PROGETTO RIQUALIFICAZIONE AREA VIALE MATTEUCCI INTERESSANTE MA CON RISERVA

amministrazione

“Una commissione urbanistica lunga e partecipata che ha visto una chiara, esaustiva e convincente esposizione da parte della società che ha presentato il progetto ed interventi di livello da parte dei consiglieri presenti che sono convenuti pressoché all'unanimità sulla qualità del progetto.” Così il presidente Matteo Carrozzoni ha commentato la seduta di ieri che ha preso in considerazione il progetto della società Garden Re per la riqualificazione dell’area di viale Matteucci antistante il centro commerciale Perseo: una parte commerciale e residenziale con 3 edifici di 5 piani con 3mila metri di commerciale per uffici e appartamenti, un parco attrezzato, rotatoria perfino un percorso pedonale protetto a ridosso del muraglione della caserma per raggiungere, tramite via dei Tigli, il centro città, oltre a strutture per il mercato rionale. Senz’altro interessante quanto illustrato dagli ingegneri presenti Marcello Leoni (presidente della società) e Silvio Fabrizi, tanto da mettere d’accordo stranamente e da subito anche l’opposizione.
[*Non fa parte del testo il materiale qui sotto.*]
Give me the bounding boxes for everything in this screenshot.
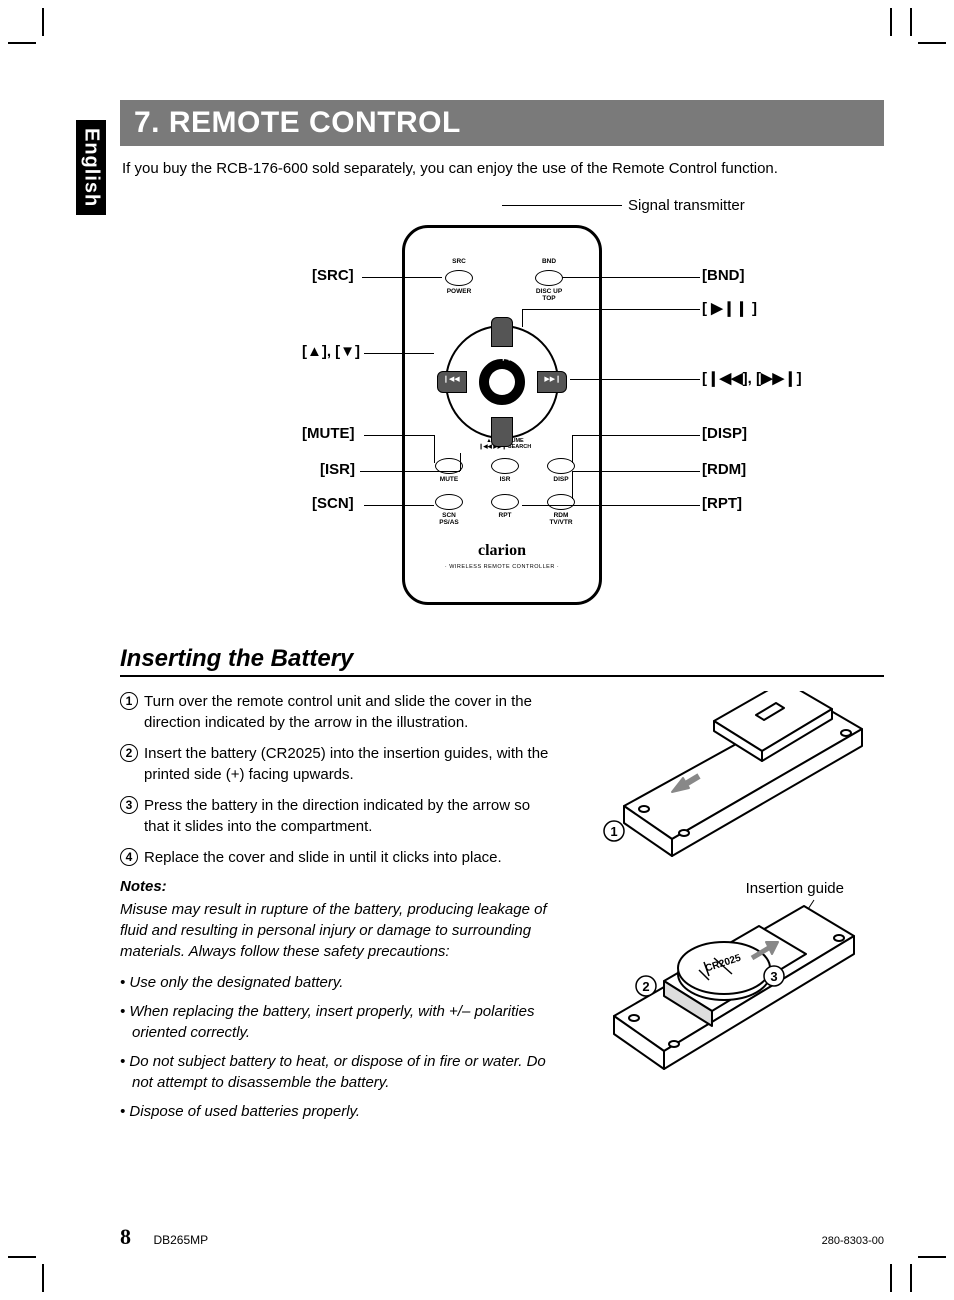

Ultimamente però accade che basti prendere in considerazione un progetto per darlo come certo e già realizzato, forse occorrerebbe procedere con più cautela coinvolgendo anche i cittadini in quelle che sembrano scelte capaci di modificare, percorrendo strade diverse, la visione futura della Città. 
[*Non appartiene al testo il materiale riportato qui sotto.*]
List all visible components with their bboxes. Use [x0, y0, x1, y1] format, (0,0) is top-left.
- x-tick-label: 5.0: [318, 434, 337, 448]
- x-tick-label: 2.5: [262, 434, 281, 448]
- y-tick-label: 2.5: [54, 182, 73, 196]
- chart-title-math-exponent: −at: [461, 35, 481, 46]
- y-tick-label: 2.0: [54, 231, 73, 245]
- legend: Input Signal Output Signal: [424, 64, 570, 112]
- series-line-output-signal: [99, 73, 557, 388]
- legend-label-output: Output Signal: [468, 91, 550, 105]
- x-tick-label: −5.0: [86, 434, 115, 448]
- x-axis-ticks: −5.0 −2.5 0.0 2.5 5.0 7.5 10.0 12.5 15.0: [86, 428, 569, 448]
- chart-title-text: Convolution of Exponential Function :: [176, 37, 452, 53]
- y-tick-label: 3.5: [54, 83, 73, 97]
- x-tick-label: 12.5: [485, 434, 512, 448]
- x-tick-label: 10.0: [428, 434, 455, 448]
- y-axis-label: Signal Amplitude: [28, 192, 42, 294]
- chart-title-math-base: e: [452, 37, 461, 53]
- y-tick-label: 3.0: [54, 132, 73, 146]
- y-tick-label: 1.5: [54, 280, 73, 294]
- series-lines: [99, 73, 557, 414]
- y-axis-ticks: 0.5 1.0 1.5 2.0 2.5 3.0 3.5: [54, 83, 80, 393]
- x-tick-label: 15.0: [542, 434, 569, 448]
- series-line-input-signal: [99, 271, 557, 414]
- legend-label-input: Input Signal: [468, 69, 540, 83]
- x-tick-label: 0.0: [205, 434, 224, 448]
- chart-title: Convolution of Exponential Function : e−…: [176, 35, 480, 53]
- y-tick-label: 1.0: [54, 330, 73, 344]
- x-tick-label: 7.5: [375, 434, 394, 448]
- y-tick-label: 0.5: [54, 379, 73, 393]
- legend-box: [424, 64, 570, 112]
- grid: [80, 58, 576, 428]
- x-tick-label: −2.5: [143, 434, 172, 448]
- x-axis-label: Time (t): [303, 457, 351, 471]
In Commissione non ci sono stati solo  pareri completamente positivi, considerando le perplessità sollevate dalla consigliera Letizia Rosati dell’associazione #ioCiSto  che, da noi interpellata, ha sottoposto anche alla nostra redazione.

 

“Più di un anno fa il Comune ha presentato un’istanza ben precisa a Farabollini, relativamente alle scuole: è quella in questo momento la vera battaglia nell’interesse della città. Al commissario è stata chiesta la possibilità di riconvertire la cifra ragguardevole di 10 milioni di euro previsti  per l’adeguamento della Sisti, a possibilità di realizzazione di un edificio nuovo. Con 10 milioni non solo paghi l’esproprio dell’area in questione ma realizzi anche ex novo una scuola antisismica.  I vantaggi sono enormi: finalmente hai un nuovo edificio a norma, non butti soldi per adeguare uno ‘scatolone’ senza alcun pregio architettonico, non dislochi la scuola rimanendo nello stesso quartiere, la posizioni in un’area fortemente urbanizzata con tutti i servizi, quindi con conseguenti comodità per le famiglie. La linea dell’amministrazione – prosegue Letizia Rosati –parla con gli atti amministrativi: ho quindi chiesto ieri di dare coerenza ad essi. A breve dovrebbe esserci un incontro con Farabollini che si riservava il tempo necessario per esaminare le ordinanze di Errani, che parlavano di adeguamento, per considerare la possibilità tecnica di rimodularle. Sarebbe stato  più prudente attendere, così da passare all’esame di questo progetto di riqualificazione dell’area di Viale Matteucci solo come seconda opzione. In questo momento storico non serve a Rieti incremento commerciale, ma se proprio dobbiamo facciamolo in un’ottica di visione di città allo Zuccherificio dove la Coop mette 60 milioni di euro e dove non posso eventualmente sottrarmi trattandosi di un privato che motiva tale investimento solo se ha un ritorno. Dato che recuperare ex aree industriali è un’operazione strategica di fondamentale importanza vogliamo procedere per priorità? Prima o poi quegli edifici altrimenti crolleranno. Stiamo facendo un buon lavoro in tal senso, con passaggi interessanti e lì ci sarà commerciale, a gogò!”

Ma c’è un altro elemento di perplessità sollevato da Rosati: quell’area è destinata a 'verde pubblico' e occorre fare una variante urbanistica impegnativa, possibile risulti essere un aspetto secondario nella discussione? Variante non necessaria per un edificio di utilità sociale.Una differenza non di poco conto.